Problem 2: If I may mix my sporting metaphors*** here, the painsomnia is the crossed ball from the wing, and the insomnialgia is the slam dunk. The insomnialgia is “the amount of pain tolerance depleted by sleep deficit”.
It works like this. I have a hard day, for whatever reason. Maybe it’s the weather (between 2 to 13°C and rainy/damp), maybe I had a long commute back from Toronto on a bus or train, or a long drive back from anywhere, or I played soccer, or any of a hundred other ways I can end up with too high a proportion of vertical in my day. Too much vertical means increased pain.
If I can’t get the pain under control before lying down, it’s very hard to get to sleep. No position is comfortable for very long, pain sweat makes my pillow all warm and icky****, and when the pain is bad it’s hard to still my mind towards sleep, hard to focus.
Remember that every hour I don’t sleep, I’m also lowering my pain tolerance for the next day. If, as last night, I can’t get to sleep until 3:30, and wake repeatedly before my next set of meds kick in, I maybe get two hours, maybe three.
So when I get up the next day (for some value of “up”), I’m already in a deficit. I’m short of sleep because of the pain, and I’m unable to take the pain as well because I’m short of sleep.
If I can’t intervene and break this cycle, it can get so bad…well, I don’t really know how to describe it, I’m sorry. One of the ways I can intervene is to take a day of horizontal. Necessarily, this means that if I’m working outside the home, that day is a write-off. If I’m working for myself, and I can get the pain low enough while lying down, I can dictate notes for me to work on later about the thing I’m working on (translation, or thesis, or whatever). Often, even at home, it ends up being a writeoff anyway.
Where it becomes a bigger problem is when one day won’t do it. Or when people don’t understand (usually bosses and/or clients) that yes, I was able to work eleven hours yesterday on your project, but because I did that, I will now need at least two or three days to recover, most of which will be spent horizontal in some manner as seems appropriate.
Speaking of which, it’s time to get more horizontal in my presentation to the world. I believe I shall use my bed for this. See you after my (hoped-for) nap.
** I won’t rehash that here, but if you want me to talk about it, drop a note on any post and I’ll put it on my list.

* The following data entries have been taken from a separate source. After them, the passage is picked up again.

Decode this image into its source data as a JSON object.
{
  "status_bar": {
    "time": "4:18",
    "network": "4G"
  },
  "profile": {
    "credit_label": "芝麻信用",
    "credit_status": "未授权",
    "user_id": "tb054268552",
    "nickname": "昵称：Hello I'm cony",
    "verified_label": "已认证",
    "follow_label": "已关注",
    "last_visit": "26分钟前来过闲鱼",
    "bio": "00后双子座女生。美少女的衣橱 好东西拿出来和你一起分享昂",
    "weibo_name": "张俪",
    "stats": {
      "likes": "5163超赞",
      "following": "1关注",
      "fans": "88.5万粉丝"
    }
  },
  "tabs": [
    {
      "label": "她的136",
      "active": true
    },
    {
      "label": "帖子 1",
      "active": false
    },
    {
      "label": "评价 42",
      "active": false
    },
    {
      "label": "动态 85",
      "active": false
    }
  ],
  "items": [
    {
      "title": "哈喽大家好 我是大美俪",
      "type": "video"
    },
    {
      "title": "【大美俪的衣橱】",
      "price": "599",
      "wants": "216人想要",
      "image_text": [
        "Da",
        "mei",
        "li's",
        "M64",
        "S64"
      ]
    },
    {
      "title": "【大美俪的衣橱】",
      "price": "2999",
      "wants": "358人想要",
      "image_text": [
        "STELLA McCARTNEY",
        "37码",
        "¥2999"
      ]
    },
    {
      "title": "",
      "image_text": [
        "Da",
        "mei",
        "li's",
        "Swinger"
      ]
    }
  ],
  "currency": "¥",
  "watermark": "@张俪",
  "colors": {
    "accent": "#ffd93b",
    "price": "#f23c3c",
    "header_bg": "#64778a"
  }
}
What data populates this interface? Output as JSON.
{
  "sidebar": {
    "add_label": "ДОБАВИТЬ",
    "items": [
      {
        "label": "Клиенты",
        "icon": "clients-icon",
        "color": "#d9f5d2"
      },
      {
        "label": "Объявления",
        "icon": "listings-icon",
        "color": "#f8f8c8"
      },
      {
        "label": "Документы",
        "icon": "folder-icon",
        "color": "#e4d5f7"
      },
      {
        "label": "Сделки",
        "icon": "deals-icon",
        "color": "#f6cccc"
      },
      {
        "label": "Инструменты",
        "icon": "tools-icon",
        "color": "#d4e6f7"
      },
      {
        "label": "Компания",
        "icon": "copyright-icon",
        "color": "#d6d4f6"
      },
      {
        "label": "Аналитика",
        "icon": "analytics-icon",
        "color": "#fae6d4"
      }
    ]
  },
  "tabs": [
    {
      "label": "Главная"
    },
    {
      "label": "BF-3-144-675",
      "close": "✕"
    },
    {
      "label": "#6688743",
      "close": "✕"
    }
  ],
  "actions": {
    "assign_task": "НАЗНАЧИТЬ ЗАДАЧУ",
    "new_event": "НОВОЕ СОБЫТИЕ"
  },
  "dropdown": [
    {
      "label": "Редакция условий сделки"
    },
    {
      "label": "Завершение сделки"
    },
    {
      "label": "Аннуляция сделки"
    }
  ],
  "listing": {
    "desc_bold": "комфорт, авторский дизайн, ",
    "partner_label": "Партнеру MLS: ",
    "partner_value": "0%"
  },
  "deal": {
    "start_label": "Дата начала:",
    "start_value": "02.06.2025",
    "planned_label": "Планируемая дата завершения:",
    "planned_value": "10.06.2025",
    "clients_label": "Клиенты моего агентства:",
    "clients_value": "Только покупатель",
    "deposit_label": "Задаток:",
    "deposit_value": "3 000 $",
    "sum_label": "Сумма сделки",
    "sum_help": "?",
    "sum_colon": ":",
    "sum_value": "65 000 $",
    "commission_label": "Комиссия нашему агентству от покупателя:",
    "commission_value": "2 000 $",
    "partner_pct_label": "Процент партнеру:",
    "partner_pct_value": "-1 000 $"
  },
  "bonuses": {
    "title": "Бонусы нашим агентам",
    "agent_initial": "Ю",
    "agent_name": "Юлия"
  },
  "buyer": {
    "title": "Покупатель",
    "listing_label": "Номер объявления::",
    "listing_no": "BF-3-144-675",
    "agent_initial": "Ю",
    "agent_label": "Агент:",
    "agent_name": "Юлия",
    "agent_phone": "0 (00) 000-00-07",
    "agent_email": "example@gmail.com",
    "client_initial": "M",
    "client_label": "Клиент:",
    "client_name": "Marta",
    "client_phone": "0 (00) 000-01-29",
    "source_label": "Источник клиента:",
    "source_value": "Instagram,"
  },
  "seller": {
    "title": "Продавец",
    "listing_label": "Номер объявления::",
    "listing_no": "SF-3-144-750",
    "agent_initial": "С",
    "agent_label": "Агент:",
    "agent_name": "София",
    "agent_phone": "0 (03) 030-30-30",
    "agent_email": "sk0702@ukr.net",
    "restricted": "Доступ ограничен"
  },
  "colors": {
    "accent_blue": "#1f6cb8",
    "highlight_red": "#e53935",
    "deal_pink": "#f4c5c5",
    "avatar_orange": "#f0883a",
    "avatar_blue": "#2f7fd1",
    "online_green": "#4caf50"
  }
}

*** And I’m going to, so it’s not like complaining is going to help.
**** Pro tip for others who have this problem. Use two pillows. Between the pillows, at about the spot your head would rest if you flipped the top pillow toward you, put the most solid, long-lasting ice pack you have, wrapped in something fairly water-absorbent if possible. Continually flip the pillow toward you as you try and get the pain down to a level where you won’t be dripping and sweaty for no fun reason. I use an icepack used for shipping refrigerated medical supplies, because it easily stays at leas half-frozen for several hours when held between two nice insulating pillows.